In 1855 the chateau was classified as a Fifth Growth, after which it passed through the hands of the Cayrou brothers before being sold to Jean-Charles Cazes in the 1930s. This was a turning point for the estate. Jean-Charles was an innovative winemaker who became involved in the wine business through clients he met as an insurance salesman. After acquiring Les Ormes de Pez, Cazes began living and working at Lynch Bages, which was, at that stage, neglected and in need of attention. After several years, Cazes bought the estate from his landlord, marking the start of an era of rapid viticultural improvement.

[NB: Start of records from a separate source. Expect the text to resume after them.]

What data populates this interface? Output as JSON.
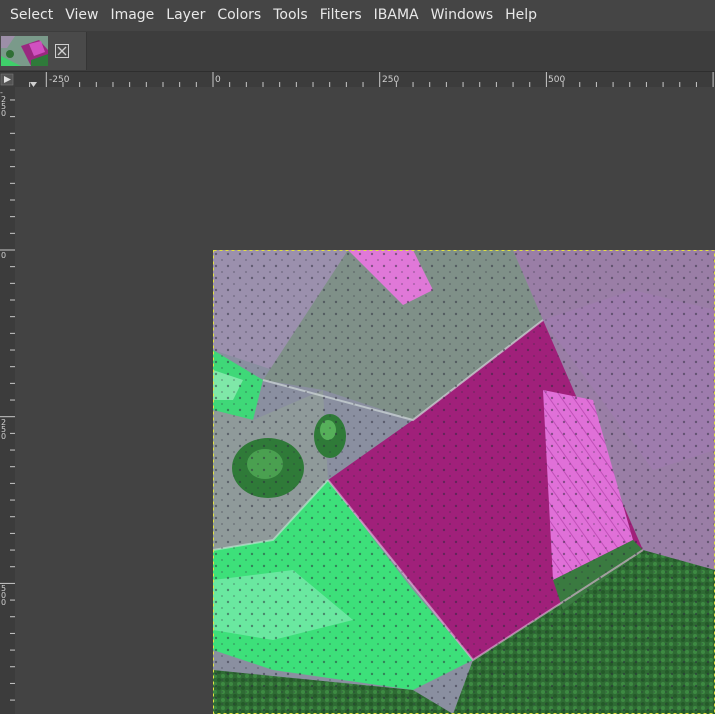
{
  "menubar": {
    "items": [
      "Select",
      "View",
      "Image",
      "Layer",
      "Colors",
      "Tools",
      "Filters",
      "IBAMA",
      "Windows",
      "Help"
    ]
  },
  "tab": {
    "thumbnail_icon": "image-thumbnail",
    "close_icon": "close-icon"
  },
  "rulers": {
    "horizontal_labels": [
      "-250",
      "0",
      "250",
      "500"
    ],
    "vertical_labels": [
      "-250",
      "0",
      "250",
      "500"
    ]
  },
  "colors": {
    "background": "#454545",
    "canvas": "#434343",
    "ruler": "#3c3c3c",
    "magenta": "#a0207a",
    "green": "#2f8a3a"
  }
}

Today, Lynch Bages is still managed by the well respected Cazes family and has transformed into a global brand with a strong following in Asia, Europe and the United States. And according to last year's Liv-ex classification, which attempted to mimic the Bordeaux 1855 classification by ranking chateaux based purely on price, the modern-day Lynch Bages sits comfortably among the Second Growths - a telling reflection of the extent to which the brand has developed in recent years.
Lynch Bages 2009
Lynch Bages 2009 is composed of 76% Cabernet Sauvignon, 18% Merlot, 4% Cabernet Franc and 2% Petit Verdot. Its alcohol is listed as13.4%.
The most recent vintage has received overwhelmingly positive reviews from the major critics, with James Suckling of the Wine Spectator judging the wine a near-perfect 96-99 out of 100 – “Powerful. Blockbuster, but balanced…Lynch has not made a wine like this since perhaps 1989 or 1982. Better than Wine of the Year 1985 Lynch.”
Robert Parker rated the wine 94-96+, describing it as “the greatest Lynch Bages since the outstanding duo of 1989 and 1990.”
Neal Martin, it seems, was equally enamoured (94-96): "Very fine definition: reminiscent of the 2006 but with a little more horsepower. Tons of freshness, that acidity really driving the wine to the finish and then the persistency is superb.”